With coco Data Format
All the commands are run from the command line/terminal from the directory where bbox_transform.py
file is present.
python bbox_transform.py --format coco
And we also get the bounding box area as the output.
Area bboxes: [25149]
The following is the image output.
We can see how the random crop augmentation leaves only half of the dog in the image.
With voc Data Format
Next, with --format
as voc
.
python bbox_transform.py --format voc
The bounding box area.
Area bboxes: [15192]
We can clearly see that the bounding box area is less than the previous case and that is reflected in the augmented image also.
With yolo Data Format
Now, with yolo
as the data format.
python bbox_transform.py --format yolo
The following is the transformed bounding box area that we get.
Area bboxes: [48231]
The augmented bounding box area is the largest that we have till now. Let’s take a look at the image.
Almost the entire dog is present in the image and therefore, the bounding box area is so high.
Trying Out an Effective min_area Execution
Finally, let’s try to find a case where no bounding boxes get drawn because of the min_area
argument. We will try with --min-area=8000
. You might need to execute a few times to find such a case.
python bbox_transform.py --format yolo --min-area 8000
The following image shows a case where the augmented bounding box area is less than 8000, and therefore, the dog is not annotated.
Here, only a bit of the dog’s ear is visible which obviously will be less than 8000 pixels. Also, you will get an empty list for the bounding box areas as the min_area
criteria is not satisfied.
Further Exploration
This tutorial covers only the basics of bounding box augmentation using Albumentations. In the next tutorial, we will see what are some of the effective augmentation techniques that we can apply to object detection in deep learning. In the meantime, you may explore the library even more on your own.
Summary and Conclusion
In this tutorial, you learned how to use Albumentations for bounding box augmentation. This is a very helpful technique to train robust deep learning object detection models. We covered the very basics in this tutorial. In future tutorials, we will dive even deeper. I hope that this tutorial was helpful to you.
If you have any doubts, thoughts, or suggestions, please leave them in the comment section. I will surely address them.
You can contact me using the Contact section. You can also find me on LinkedIn, and Twitter.
Can you please make a video on ” how to run this augmentation process in google colab for folder having images and labels”… it would be a great help anf tutorial for us. please
Hi Prav. I generally don’t create videos for my tutorials. It’s not like I don’t want to. Actually, most of my time is spent on writing the content here and very little time is left after that for making videos. I hope you understand.

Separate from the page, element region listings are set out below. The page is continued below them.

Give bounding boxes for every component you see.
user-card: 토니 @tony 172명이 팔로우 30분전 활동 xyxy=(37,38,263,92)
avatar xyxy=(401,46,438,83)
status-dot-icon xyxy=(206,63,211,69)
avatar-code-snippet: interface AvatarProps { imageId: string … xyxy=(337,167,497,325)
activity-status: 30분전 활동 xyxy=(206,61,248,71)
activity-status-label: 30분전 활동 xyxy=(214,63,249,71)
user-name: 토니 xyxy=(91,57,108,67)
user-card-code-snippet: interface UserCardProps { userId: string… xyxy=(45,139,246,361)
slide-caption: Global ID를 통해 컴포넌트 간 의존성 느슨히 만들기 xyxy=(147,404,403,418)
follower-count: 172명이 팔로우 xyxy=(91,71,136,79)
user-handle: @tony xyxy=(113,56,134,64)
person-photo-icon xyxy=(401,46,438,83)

Hey Sovit. I have the same problem. Please post a way to augment images in a folder.
Hello Ali. If you are looking for augmenting images and then saving the augmented images onto the disk, then the following post may help you.
https://debuggercafe.com/dataset-expansion-using-image-augmentation-for-deep-learning/
Look for the following heading in the above article “Expanding the Chessman Image Dataset using Image Augmentation”
Please let me know if you are looking for something else.
Hi, ‘Download the Source Code for this Tutorial’ links do not work. Nothing happens when clicked.
Hello. Sorry that you are facing issues. Can you please try another browser and check again. It will be better to use Chrome but any of the recent ones should really work fine. Please let me know if the issues persists.